Quando nos dirigíamos para a grande porta, verifiquei que estava entreaberta e vi a figura de um homem que olhava de lado. Este homem avançou para o meu companheiro chamando-o pelo seu nome, apertou-lhe cordialmente a mão e pediu-lhe para descer do cavalo. Era o senhor Maillard, em pessoa, um verdadeiro gentleman de velha escola; rosto atraente, nobre presença, maneiras delicadas e um certo ar de gravidade, de dignidade e de autoridade que produzia uma forte impressão. O meu amigo apresentou-mo e explicou o meu desejo de visitar o estabelecimento. O senhor Maillard prometeu-lhe que teria comigo todas as atenções possíveis, ele despediu-se de nós e não o tornei a ver desde então.
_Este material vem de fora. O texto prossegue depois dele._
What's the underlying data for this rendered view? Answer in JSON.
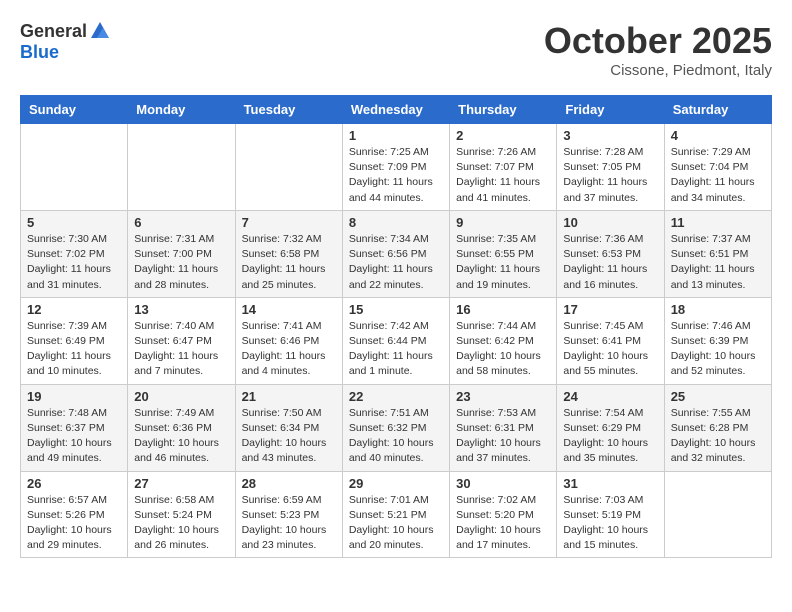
{
  "header": {
    "logo_general": "General",
    "logo_blue": "Blue",
    "month_title": "October 2025",
    "location": "Cissone, Piedmont, Italy"
  },
  "days_of_week": [
    "Sunday",
    "Monday",
    "Tuesday",
    "Wednesday",
    "Thursday",
    "Friday",
    "Saturday"
  ],
  "weeks": [
    [
      {
        "day": "",
        "info": ""
      },
      {
        "day": "",
        "info": ""
      },
      {
        "day": "",
        "info": ""
      },
      {
        "day": "1",
        "info": "Sunrise: 7:25 AM\nSunset: 7:09 PM\nDaylight: 11 hours\nand 44 minutes."
      },
      {
        "day": "2",
        "info": "Sunrise: 7:26 AM\nSunset: 7:07 PM\nDaylight: 11 hours\nand 41 minutes."
      },
      {
        "day": "3",
        "info": "Sunrise: 7:28 AM\nSunset: 7:05 PM\nDaylight: 11 hours\nand 37 minutes."
      },
      {
        "day": "4",
        "info": "Sunrise: 7:29 AM\nSunset: 7:04 PM\nDaylight: 11 hours\nand 34 minutes."
      }
    ],
    [
      {
        "day": "5",
        "info": "Sunrise: 7:30 AM\nSunset: 7:02 PM\nDaylight: 11 hours\nand 31 minutes."
      },
      {
        "day": "6",
        "info": "Sunrise: 7:31 AM\nSunset: 7:00 PM\nDaylight: 11 hours\nand 28 minutes."
      },
      {
        "day": "7",
        "info": "Sunrise: 7:32 AM\nSunset: 6:58 PM\nDaylight: 11 hours\nand 25 minutes."
      },
      {
        "day": "8",
        "info": "Sunrise: 7:34 AM\nSunset: 6:56 PM\nDaylight: 11 hours\nand 22 minutes."
      },
      {
        "day": "9",
        "info": "Sunrise: 7:35 AM\nSunset: 6:55 PM\nDaylight: 11 hours\nand 19 minutes."
      },
      {
        "day": "10",
        "info": "Sunrise: 7:36 AM\nSunset: 6:53 PM\nDaylight: 11 hours\nand 16 minutes."
      },
      {
        "day": "11",
        "info": "Sunrise: 7:37 AM\nSunset: 6:51 PM\nDaylight: 11 hours\nand 13 minutes."
      }
    ],
    [
      {
        "day": "12",
        "info": "Sunrise: 7:39 AM\nSunset: 6:49 PM\nDaylight: 11 hours\nand 10 minutes."
      },
      {
        "day": "13",
        "info": "Sunrise: 7:40 AM\nSunset: 6:47 PM\nDaylight: 11 hours\nand 7 minutes."
      },
      {
        "day": "14",
        "info": "Sunrise: 7:41 AM\nSunset: 6:46 PM\nDaylight: 11 hours\nand 4 minutes."
      },
      {
        "day": "15",
        "info": "Sunrise: 7:42 AM\nSunset: 6:44 PM\nDaylight: 11 hours\nand 1 minute."
      },
      {
        "day": "16",
        "info": "Sunrise: 7:44 AM\nSunset: 6:42 PM\nDaylight: 10 hours\nand 58 minutes."
      },
      {
        "day": "17",
        "info": "Sunrise: 7:45 AM\nSunset: 6:41 PM\nDaylight: 10 hours\nand 55 minutes."
      },
      {
        "day": "18",
        "info": "Sunrise: 7:46 AM\nSunset: 6:39 PM\nDaylight: 10 hours\nand 52 minutes."
      }
    ],
    [
      {
        "day": "19",
        "info": "Sunrise: 7:48 AM\nSunset: 6:37 PM\nDaylight: 10 hours\nand 49 minutes."
      },
      {
        "day": "20",
        "info": "Sunrise: 7:49 AM\nSunset: 6:36 PM\nDaylight: 10 hours\nand 46 minutes."
      },
      {
        "day": "21",
        "info": "Sunrise: 7:50 AM\nSunset: 6:34 PM\nDaylight: 10 hours\nand 43 minutes."
      },
      {
        "day": "22",
        "info": "Sunrise: 7:51 AM\nSunset: 6:32 PM\nDaylight: 10 hours\nand 40 minutes."
      },
      {
        "day": "23",
        "info": "Sunrise: 7:53 AM\nSunset: 6:31 PM\nDaylight: 10 hours\nand 37 minutes."
      },
      {
        "day": "24",
        "info": "Sunrise: 7:54 AM\nSunset: 6:29 PM\nDaylight: 10 hours\nand 35 minutes."
      },
      {
        "day": "25",
        "info": "Sunrise: 7:55 AM\nSunset: 6:28 PM\nDaylight: 10 hours\nand 32 minutes."
      }
    ],
    [
      {
        "day": "26",
        "info": "Sunrise: 6:57 AM\nSunset: 5:26 PM\nDaylight: 10 hours\nand 29 minutes."
      },
      {
        "day": "27",
        "info": "Sunrise: 6:58 AM\nSunset: 5:24 PM\nDaylight: 10 hours\nand 26 minutes."
      },
      {
        "day": "28",
        "info": "Sunrise: 6:59 AM\nSunset: 5:23 PM\nDaylight: 10 hours\nand 23 minutes."
      },
      {
        "day": "29",
        "info": "Sunrise: 7:01 AM\nSunset: 5:21 PM\nDaylight: 10 hours\nand 20 minutes."
      },
      {
        "day": "30",
        "info": "Sunrise: 7:02 AM\nSunset: 5:20 PM\nDaylight: 10 hours\nand 17 minutes."
      },
      {
        "day": "31",
        "info": "Sunrise: 7:03 AM\nSunset: 5:19 PM\nDaylight: 10 hours\nand 15 minutes."
      },
      {
        "day": "",
        "info": ""
      }
    ]
  ]
}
Quando se foi embora, o diretor levou-me para um pequeno locutório excessivamente cuidado, que tinha entre outros indícios de gosto requintado, grande quantidade de livros, desenhos, jarras com flores e instrumentos musicais. Um bom lume crepitava alegremente na lareira Ao piano, cantando uma ária de Bellini, estava sentada uma mulher jovem e muito bela, que à minha chegada parou de tocar e me recebeu com uma graciosa vénia. Falava em voz baixa e havia em todos os seus modos qualquer coisa de mortificado. Julguei ver também vestígios de desgosto na sua face, e a sua palidez excessiva não lhe diminuía o encanto. Andava de luto pesado, e despertou no meu coração um sentimento misto de respeito, interesse e admiração!

Eu ouvira dizer em Paris que o estabelecimento do senhor Maillard estava organizado segundo o que se chama vulgarmente o "sistema da bondade" , pois evitavam ali o uso de todos os castigos; não se recorria sequer à reclusão, senão muito raramente; os doentes, vigiados secretamente, gozavam, aparentemente, de uma grande liberdade e podiam, na maior parte, circular através da casa e dos jardins com um trajo igual ao das pessoas que estão no uso da razão.